Canadian interest rates on hold as uncertainty remains and inflation creeps up
Wesley Blight
June 4, 2025
Key takeaways
- The Bank of Canada once again held its policy interest rate at 2.75% as core inflation creeps higher.
- Despite de-escalation in trade tensions, uncertainty remains as negotiations are slow, tariffs remain high and political jostling continues.
- In portfolios with a tactical asset allocation overlay, we have modestly increased our allocation to risk assets with a long overweight to global equities versus fixed income.

After seven consecutive rate cuts, the Bank of Canada (BoC) has held its policy interest rate at 2.75% for two meetings in a row. The decision was widely expected as uncertainty remains high despite de-escalation in trade tensions, particularly between China and the U.S. The situation remains touch-and-go—global tariffs remain higher now than at the end of 2024 and trade negotiations continue to be slow and offer no guarantees of a positive outcome.
Canadian growth slows, inflation creeps up
The global economy continues to display resilience, partly supported by the wave in economic activity trying to front-run tariffs. In Canada, economic growth came in at 2.2%, stronger than forecasted in April. Consumer price index inflation came down to 1.7%, but removing the effects of the federal consumer carbon tax suspension, inflation actually increased to 2.3% in April. “With uncertainty about U.S. tariffs still high, the Canadian economy softer but not sharply weaker, and some unexpected firmness in recent inflation data, Governing Council decided to hold the policy rate as we gain more information on U.S. trade policy and its impacts,” said the Bank. At this time, we still believe the Bank will cut interest rates two more times this year, bringing the policy rate to 2.25%.

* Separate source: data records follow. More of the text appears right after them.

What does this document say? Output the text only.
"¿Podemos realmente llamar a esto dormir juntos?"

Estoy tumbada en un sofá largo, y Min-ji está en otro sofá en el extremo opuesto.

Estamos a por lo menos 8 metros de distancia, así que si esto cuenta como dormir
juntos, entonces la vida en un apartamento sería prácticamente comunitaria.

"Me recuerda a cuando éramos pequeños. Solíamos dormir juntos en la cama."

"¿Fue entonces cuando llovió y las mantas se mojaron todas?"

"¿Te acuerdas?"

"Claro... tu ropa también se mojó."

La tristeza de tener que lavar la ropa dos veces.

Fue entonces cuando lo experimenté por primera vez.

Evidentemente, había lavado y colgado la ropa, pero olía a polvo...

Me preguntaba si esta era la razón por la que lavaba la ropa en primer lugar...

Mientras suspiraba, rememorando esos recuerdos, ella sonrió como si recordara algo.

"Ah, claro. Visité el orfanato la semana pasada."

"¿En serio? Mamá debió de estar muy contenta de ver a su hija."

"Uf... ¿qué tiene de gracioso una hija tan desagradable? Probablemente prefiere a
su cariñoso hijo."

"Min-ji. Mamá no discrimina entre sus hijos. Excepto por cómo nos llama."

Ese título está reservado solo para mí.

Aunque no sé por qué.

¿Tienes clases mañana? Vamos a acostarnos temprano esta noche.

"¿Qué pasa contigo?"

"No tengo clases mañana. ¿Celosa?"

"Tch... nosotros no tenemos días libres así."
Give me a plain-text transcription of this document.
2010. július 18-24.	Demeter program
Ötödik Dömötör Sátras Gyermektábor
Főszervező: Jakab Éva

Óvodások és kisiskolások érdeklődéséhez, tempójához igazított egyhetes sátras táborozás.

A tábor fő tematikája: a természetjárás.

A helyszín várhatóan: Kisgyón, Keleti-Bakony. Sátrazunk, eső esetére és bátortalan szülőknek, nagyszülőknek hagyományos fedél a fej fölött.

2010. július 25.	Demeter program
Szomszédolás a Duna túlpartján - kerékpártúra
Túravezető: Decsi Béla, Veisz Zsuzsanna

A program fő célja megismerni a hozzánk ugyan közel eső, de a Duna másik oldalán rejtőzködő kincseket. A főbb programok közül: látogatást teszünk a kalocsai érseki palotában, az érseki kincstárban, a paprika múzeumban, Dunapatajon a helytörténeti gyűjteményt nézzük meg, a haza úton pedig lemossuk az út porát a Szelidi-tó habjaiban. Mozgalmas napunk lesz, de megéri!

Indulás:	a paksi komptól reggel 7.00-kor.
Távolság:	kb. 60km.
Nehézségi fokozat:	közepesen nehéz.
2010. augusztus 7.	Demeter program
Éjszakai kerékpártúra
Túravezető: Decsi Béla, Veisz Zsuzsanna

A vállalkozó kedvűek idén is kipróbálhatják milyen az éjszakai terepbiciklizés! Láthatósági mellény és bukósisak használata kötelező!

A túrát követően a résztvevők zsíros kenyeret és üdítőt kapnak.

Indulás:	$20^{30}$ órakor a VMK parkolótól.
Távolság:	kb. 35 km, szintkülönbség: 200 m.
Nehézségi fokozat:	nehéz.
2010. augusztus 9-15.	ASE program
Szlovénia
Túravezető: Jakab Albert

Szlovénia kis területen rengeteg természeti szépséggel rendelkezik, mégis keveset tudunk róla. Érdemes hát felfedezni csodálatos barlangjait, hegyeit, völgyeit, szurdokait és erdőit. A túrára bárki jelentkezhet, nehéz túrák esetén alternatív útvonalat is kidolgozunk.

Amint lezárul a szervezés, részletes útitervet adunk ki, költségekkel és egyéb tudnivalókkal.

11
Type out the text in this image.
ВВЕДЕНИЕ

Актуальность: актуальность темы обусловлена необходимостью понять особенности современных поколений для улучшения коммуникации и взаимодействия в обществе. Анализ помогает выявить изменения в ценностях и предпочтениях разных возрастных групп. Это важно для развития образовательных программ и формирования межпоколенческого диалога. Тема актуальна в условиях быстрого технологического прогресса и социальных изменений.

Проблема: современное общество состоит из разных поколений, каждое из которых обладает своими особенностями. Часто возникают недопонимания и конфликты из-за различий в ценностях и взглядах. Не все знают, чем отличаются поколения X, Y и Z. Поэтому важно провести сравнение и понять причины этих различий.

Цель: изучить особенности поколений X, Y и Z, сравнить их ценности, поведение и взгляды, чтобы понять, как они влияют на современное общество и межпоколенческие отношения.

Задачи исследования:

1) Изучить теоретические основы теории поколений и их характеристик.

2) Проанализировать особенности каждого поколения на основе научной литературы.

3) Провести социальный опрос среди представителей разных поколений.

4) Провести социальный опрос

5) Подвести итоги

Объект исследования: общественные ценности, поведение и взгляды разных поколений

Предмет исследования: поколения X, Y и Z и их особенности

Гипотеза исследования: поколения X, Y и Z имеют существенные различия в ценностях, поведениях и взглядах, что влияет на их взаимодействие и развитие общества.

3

Our view on equities has modestly improved
Since the volatility we saw earlier in the year, stock markets have broadly recovered. However, financial assets remain sensitive to trade policy announcements.
Within our portfolios with a tactical asset allocation overlay, we have increased exposure to equities overall relative to fixed income and cash. As evidenced in the BoC’s comments, risks remain elevated and the outlook for the global economy and financial markets remains uncertain. However, given the expectations of further fiscal accommodation globally, combined with central bank policy rates broadly easing from prior highs, we have positioned portfolios to benefit from a resumption of the long-term growth trend for global equities. We will continuously monitor the evolving landscape to determine if strategic or tactical adjustments are needed to best position your portfolios for long-term success.
We continue to emphasize underlying strategies that give our portfolios access to high-quality companies with strong balance sheets, competitive advantages, and proven margin resilience during times of economic and market stress. Diversification—our strategic allocation across asset classes, sectors, and geographies—continues to help cushion portfolios against area-specific downturns while positioning to capture growth across various market segments.
The BoC’s next interest rate announcement is scheduled for July 30th and will be accompanied by the latest Monetary Policy Report.
Wesley Blight
CFA, CIM, FCSI, is Vice President and Portfolio Manager with the Multi-Asset Management Team of Scotia Global Asset Management. He is responsible for private asset and multi-asset portfolio solutions.